By Dave Donaldson
Chief Justice Walter Carpeneti today called for more cooperation between the court system and the legislature to reduce problems in Alaska’s society — with particular focus on the issue of recidivism, people returning to prison after completing their first sentence for criminal activity.
Fully sixty-six percent of offenders — two thirds of those incarcerated — now re-offend and return to jail at some point in their lives. This is an astounding number. And one that must motivate us to examine what causes so many Alaskans to spend their lives cycling in and out of the criminal justice system.
He told a Joint Session of the House and Senate that the Criminal Justice Work Force estimates that if the current recidivism rate doesn’t improve, the state will have to build one new prison — at a cost of hundreds of millions of dollars — every ten years, just to keep pace with the expected prison population.
Obviously, we must do better. And we are trying in several ways.
He said the court system is reviewing recidivism and crime reduction programs funded by the legislature last year. When that review is completed, the courts and lawmakers will be able to measure the effectiveness of their efforts.
With solid data about actual outcomes, we can learn which methods work and which methods don’t work to reduce recidivism. And perhaps more importantly, learn how and why. With this information, you can make policy decisions based on hard evidence.
One program he expressed hope in focuses on a convict’s first two days out of prison. He said that is the most critical time, when people need support. The court is sponsoring pre-release sessions to teach prisoners what he calls “life skills” for re-integration into society.

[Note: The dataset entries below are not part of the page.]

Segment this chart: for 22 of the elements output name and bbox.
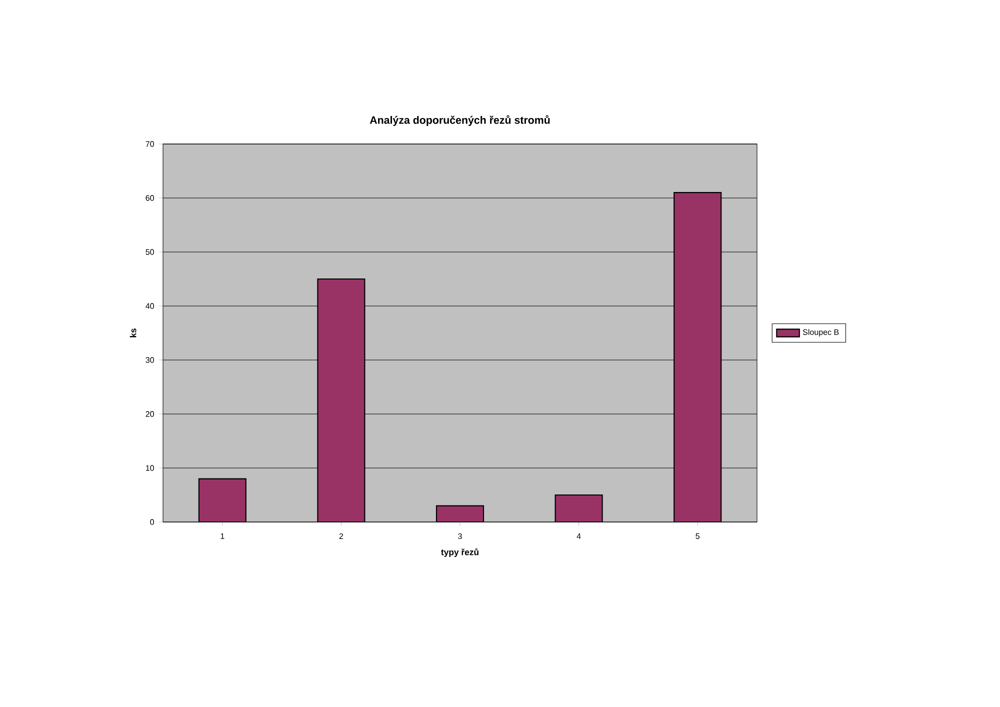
x-tick-label: 2 (339, 533, 344, 539)
y-tick-label: 0 (150, 519, 154, 525)
y-tick-label: 40 (146, 303, 154, 309)
legend-label: Sloupec B (802, 329, 839, 337)
bar (554, 494, 603, 522)
y-tick-label: 30 (146, 357, 154, 363)
y-tick-label: 70 (146, 141, 154, 147)
y-axis-title: ks (130, 328, 136, 338)
x-tick-label: 5 (696, 533, 700, 539)
x-axis-title: typy řezů (441, 548, 478, 557)
x-tick-label: 3 (458, 533, 462, 540)
x-tick-label: 1 (220, 533, 224, 539)
bar (317, 278, 366, 522)
y-tick-label: 10 (146, 465, 154, 471)
x-tick-label: 4 (576, 533, 581, 539)
bar (436, 505, 484, 522)
chart-title: Analýza doporučených řezů stromů (370, 115, 550, 126)
y-tick-label: 20 (146, 411, 154, 417)
y-tick-label: 50 (146, 249, 154, 255)
bar (198, 478, 246, 522)
bar (674, 192, 722, 522)
y-tick-label: 60 (146, 195, 154, 201)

The speech got a good reception from lawmakers, Senate Judiciary Chair Hollis French, an Anchorage Democrat, said the Chief Justice opened a door between the two branches of government. And, as a former state prosecutor, French said the comments concerning recidivism got a good reaction. He says people are beginning to recognize that there’s a down side to a tough-on-crime policy.
Ninety percent of the people who go to jail get out. And the point is to use that time — and the time when they do get out — to try to teach them not to re-offend. It lowers the crime rate and it lowers the cost of imprisonment if we can just slow down the rate at which these individuals re- offend.
Justice Carpeneti said taking the steps necessary for communications between the three branches of state government will bring returns to each of them.